Part of the attraction of sports, it seems to me, and part of their abiding beauty, lies in the simplicity of their accounting. In their perfect clarity. In cause and effect. In the clean bookkeeping of right and wrong, good and bad, win and lose. Bounded on all sides by rules and by borders, by lines of moral and ethical convention, by simple arithmetic, sports are one of the few areas of human endeavor in which we argue on our own behalf. In which we try to make the case for ourselves. In which we rise to meet our better angels.

Sports are a lesson. Sports are the tally of our progress.

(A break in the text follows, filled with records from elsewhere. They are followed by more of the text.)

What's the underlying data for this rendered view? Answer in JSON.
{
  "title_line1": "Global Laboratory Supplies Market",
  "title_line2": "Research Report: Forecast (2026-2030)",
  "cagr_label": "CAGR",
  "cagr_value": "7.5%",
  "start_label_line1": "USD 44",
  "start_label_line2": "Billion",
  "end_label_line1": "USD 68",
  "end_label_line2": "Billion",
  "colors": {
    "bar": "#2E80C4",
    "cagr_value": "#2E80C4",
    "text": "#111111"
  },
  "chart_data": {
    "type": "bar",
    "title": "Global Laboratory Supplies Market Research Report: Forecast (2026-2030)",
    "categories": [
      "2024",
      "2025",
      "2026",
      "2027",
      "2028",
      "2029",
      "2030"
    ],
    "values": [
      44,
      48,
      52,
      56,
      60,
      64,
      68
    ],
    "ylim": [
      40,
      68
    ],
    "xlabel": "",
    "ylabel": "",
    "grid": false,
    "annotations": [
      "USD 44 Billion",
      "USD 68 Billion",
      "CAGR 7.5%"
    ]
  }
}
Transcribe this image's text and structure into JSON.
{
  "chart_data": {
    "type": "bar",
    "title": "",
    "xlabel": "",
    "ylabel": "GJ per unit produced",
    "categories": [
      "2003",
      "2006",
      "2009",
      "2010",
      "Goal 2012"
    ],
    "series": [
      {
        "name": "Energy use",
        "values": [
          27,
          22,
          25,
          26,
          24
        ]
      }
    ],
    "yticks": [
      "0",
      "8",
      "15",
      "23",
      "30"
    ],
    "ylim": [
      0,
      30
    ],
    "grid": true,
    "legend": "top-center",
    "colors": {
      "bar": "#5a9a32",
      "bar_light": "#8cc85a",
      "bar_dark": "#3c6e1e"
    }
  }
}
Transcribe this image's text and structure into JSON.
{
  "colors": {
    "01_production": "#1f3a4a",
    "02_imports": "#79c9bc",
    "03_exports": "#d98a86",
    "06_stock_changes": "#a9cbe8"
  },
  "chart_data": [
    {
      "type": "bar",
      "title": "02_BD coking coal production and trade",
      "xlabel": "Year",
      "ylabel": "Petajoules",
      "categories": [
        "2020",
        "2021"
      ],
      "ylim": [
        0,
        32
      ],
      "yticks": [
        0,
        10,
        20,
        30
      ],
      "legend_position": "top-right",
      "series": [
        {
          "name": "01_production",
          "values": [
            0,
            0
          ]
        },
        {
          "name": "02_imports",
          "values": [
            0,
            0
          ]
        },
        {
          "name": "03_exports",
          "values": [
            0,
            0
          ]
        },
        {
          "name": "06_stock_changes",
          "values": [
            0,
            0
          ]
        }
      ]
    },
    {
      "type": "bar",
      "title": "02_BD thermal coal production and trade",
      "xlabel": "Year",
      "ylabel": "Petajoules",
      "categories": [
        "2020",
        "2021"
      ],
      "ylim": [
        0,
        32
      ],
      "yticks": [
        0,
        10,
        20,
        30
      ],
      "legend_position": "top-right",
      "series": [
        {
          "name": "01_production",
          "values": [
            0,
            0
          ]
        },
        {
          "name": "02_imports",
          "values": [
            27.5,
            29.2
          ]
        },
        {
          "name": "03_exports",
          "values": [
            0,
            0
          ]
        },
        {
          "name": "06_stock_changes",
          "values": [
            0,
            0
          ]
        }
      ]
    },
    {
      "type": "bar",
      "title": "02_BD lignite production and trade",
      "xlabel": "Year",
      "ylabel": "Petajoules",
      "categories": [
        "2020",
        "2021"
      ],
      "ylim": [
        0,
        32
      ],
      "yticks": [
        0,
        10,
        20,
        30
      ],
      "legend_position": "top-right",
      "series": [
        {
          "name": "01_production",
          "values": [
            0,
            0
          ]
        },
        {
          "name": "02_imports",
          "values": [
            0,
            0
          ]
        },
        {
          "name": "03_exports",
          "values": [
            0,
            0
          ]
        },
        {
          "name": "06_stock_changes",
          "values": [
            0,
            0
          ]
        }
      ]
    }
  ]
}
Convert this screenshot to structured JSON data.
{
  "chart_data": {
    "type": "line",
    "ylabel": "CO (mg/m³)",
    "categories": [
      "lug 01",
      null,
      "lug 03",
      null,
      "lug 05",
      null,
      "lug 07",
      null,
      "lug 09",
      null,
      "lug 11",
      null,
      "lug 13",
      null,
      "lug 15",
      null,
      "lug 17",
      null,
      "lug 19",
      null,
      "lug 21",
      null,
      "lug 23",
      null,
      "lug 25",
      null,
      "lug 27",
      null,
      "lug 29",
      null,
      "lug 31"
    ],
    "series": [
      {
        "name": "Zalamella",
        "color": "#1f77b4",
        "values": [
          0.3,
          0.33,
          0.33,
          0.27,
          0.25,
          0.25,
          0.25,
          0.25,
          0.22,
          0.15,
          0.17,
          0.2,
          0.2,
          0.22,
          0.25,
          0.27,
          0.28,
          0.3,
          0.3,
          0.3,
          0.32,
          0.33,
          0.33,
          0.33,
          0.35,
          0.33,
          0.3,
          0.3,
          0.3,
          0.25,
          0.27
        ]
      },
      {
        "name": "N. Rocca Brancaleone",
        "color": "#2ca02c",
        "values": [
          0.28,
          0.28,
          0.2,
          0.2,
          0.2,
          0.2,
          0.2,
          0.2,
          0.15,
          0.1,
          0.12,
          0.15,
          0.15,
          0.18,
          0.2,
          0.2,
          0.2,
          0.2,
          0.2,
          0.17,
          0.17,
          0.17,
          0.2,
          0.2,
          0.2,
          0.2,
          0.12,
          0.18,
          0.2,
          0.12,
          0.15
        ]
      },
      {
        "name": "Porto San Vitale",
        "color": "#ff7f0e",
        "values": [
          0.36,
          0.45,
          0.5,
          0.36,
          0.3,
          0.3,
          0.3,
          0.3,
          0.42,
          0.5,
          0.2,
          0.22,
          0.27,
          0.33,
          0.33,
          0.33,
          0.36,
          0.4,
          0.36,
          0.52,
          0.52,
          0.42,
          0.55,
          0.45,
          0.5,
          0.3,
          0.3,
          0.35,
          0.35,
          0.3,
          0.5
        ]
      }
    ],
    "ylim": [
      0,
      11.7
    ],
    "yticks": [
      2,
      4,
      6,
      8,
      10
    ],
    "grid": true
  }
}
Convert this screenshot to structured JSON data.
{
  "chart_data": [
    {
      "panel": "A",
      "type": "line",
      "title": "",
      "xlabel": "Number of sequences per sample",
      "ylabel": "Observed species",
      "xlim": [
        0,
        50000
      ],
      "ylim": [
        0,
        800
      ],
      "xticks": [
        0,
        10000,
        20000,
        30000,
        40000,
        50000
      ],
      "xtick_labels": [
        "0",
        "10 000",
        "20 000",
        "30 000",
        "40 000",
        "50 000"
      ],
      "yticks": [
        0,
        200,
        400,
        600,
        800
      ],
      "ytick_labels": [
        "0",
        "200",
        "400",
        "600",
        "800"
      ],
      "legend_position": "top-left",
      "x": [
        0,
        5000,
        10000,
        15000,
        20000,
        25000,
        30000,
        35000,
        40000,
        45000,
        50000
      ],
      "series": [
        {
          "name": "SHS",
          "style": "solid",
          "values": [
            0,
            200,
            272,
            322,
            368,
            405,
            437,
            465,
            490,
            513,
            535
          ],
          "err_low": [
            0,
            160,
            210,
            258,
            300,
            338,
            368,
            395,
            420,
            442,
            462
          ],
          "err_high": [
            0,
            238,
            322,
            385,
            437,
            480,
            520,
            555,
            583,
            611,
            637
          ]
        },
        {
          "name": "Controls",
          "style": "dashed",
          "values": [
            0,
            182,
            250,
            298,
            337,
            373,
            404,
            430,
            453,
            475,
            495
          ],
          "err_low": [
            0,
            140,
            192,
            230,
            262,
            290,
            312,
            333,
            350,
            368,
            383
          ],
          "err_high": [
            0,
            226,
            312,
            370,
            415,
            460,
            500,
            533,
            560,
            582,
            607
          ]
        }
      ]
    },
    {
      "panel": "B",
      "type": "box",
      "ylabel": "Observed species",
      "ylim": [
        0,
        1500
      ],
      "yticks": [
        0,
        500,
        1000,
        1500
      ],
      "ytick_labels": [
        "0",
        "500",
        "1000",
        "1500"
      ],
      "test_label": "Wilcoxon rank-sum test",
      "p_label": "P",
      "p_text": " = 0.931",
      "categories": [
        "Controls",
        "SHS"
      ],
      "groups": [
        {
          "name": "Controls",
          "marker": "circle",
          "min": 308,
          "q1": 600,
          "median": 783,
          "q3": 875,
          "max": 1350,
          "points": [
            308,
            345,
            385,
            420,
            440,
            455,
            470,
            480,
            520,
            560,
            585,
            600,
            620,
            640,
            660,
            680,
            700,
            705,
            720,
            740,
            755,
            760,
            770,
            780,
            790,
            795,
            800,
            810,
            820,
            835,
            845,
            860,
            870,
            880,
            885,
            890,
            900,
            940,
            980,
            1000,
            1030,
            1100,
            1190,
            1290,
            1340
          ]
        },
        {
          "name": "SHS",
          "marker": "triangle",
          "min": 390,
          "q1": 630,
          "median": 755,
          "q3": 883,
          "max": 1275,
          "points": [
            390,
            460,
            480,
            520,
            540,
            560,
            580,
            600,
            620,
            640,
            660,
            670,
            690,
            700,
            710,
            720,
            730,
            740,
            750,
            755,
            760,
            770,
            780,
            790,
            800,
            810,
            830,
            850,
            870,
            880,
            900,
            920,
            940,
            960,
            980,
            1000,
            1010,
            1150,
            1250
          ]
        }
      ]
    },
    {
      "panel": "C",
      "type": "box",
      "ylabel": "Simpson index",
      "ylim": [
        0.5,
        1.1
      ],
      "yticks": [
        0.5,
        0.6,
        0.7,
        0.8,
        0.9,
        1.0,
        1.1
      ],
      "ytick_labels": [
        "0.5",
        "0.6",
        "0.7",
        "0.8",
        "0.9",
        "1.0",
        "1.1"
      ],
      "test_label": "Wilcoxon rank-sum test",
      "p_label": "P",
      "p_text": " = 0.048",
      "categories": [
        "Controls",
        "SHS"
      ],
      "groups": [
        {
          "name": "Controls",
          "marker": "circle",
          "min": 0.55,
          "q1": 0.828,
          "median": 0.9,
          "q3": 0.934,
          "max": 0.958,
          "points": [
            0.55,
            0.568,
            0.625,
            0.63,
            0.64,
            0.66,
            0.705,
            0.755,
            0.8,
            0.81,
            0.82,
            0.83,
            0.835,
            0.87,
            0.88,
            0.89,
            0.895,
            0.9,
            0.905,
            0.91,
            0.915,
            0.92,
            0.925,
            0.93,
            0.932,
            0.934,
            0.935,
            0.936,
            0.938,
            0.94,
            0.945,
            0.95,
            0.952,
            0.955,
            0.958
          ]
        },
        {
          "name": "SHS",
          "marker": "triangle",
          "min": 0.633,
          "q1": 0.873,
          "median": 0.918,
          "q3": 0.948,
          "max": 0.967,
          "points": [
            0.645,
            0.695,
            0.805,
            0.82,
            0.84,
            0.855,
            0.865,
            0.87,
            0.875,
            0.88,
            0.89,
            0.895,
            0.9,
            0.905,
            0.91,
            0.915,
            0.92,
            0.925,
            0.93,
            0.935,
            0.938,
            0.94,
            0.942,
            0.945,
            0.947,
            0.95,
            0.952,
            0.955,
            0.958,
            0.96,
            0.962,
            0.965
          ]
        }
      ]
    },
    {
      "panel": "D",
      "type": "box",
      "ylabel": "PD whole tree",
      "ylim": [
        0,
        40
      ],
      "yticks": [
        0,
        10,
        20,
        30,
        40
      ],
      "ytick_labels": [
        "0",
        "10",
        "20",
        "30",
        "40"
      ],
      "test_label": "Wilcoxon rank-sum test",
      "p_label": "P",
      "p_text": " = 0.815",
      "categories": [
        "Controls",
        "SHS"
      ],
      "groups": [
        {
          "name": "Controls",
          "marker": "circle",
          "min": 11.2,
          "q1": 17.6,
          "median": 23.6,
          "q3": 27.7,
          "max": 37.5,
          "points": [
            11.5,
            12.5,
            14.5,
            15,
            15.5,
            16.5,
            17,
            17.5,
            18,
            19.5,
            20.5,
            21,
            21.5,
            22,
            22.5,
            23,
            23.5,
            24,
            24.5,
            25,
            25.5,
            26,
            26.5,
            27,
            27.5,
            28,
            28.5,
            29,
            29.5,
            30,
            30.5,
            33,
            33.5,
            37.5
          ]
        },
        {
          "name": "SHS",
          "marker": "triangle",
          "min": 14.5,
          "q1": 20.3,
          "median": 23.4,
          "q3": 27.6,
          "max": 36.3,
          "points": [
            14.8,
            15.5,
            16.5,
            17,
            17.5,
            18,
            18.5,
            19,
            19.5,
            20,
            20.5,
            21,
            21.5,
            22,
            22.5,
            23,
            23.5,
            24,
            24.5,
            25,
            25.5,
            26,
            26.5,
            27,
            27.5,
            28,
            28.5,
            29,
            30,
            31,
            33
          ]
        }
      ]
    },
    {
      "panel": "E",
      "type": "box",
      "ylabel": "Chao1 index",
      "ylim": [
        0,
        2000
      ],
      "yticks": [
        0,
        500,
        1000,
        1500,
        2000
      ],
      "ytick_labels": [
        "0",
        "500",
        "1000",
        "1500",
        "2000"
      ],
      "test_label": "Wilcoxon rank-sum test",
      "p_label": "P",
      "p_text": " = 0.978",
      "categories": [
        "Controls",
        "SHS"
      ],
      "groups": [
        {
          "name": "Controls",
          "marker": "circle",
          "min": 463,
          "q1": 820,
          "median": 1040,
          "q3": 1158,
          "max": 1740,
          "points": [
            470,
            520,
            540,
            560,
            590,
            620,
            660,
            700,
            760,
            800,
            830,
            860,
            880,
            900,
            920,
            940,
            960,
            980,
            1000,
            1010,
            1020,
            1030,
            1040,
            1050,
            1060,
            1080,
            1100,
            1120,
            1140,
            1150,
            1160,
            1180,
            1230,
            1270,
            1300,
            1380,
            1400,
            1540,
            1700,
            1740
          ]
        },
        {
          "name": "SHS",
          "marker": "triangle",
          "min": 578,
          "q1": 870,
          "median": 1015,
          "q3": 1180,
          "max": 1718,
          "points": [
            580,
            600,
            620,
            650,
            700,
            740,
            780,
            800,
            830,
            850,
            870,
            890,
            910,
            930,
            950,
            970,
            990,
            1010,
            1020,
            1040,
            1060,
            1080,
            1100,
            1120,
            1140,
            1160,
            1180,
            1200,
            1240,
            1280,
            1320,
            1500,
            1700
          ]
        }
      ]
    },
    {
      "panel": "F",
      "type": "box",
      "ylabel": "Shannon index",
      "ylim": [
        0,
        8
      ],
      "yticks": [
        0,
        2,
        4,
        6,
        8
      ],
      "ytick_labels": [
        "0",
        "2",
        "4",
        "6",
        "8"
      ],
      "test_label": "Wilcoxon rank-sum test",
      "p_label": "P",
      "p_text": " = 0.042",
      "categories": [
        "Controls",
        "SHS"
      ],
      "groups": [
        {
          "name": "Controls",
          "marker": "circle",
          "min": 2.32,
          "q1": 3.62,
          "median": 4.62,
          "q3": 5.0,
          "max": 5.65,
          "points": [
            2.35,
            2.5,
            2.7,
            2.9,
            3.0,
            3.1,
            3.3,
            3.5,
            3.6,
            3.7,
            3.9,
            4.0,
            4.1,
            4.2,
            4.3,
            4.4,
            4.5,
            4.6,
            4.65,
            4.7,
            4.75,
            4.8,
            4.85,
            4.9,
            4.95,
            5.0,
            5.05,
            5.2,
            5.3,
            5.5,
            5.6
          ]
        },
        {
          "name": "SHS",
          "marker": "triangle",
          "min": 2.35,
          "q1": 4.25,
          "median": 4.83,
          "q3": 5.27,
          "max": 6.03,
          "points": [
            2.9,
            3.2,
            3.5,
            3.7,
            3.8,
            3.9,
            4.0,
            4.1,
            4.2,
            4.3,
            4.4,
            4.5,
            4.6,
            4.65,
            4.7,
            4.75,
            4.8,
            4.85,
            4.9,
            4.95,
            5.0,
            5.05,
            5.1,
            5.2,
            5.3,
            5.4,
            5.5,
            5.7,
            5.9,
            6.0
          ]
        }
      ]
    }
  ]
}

Sports are the daily reminder of our mythologies and our symbols, of our philosophies and our ambitions and our virtues, of our limits and our failures and our hate, of our love and our devotion and of the stories we tell about ourselves. Sports are what does not change in us. And what does change. Sports are everything trivial and important in our species.

Sports fans know this.

By now, everyone everywhere has read the headlines. The news cycle will overtake that story as it does every story, fast, and in two days or three days or a week, it will feel to most of us as if this all happened a very long time ago. The wheel turns. Then turns again. And things have changed, we're told.

But sports fans know that isn't strictly true. Things are never final. Change doesn't stick. You win a game and exult, but you wake the next day to the rest of a long season. You win a championship, you raise the roof and celebrate, then wake to the uncertain reach of a distant future.

You wake up one morning and you're told it's a different world.

Sports fans don't make that mistake. Sports fans know that the world itself remains the same. We change in it. And do what little we can to keep our accounting straight.

"Payback" is easy. Payback comes out of petty cash. Payback is an elbow when the ref isn't looking; payback is a pitch up and in; payback twists your arm and steps on your hand after the whistle. Payback is short-form accounting.

But "justice"?

Justice reckons the infinite. Justice counts the cost of the universal and settles all debts. Justice doesn't truck with revenge. Better than anyone, sports fans understand that justice, true justice, lies far beyond the reach of any one of us. It is thus never ours to deliver.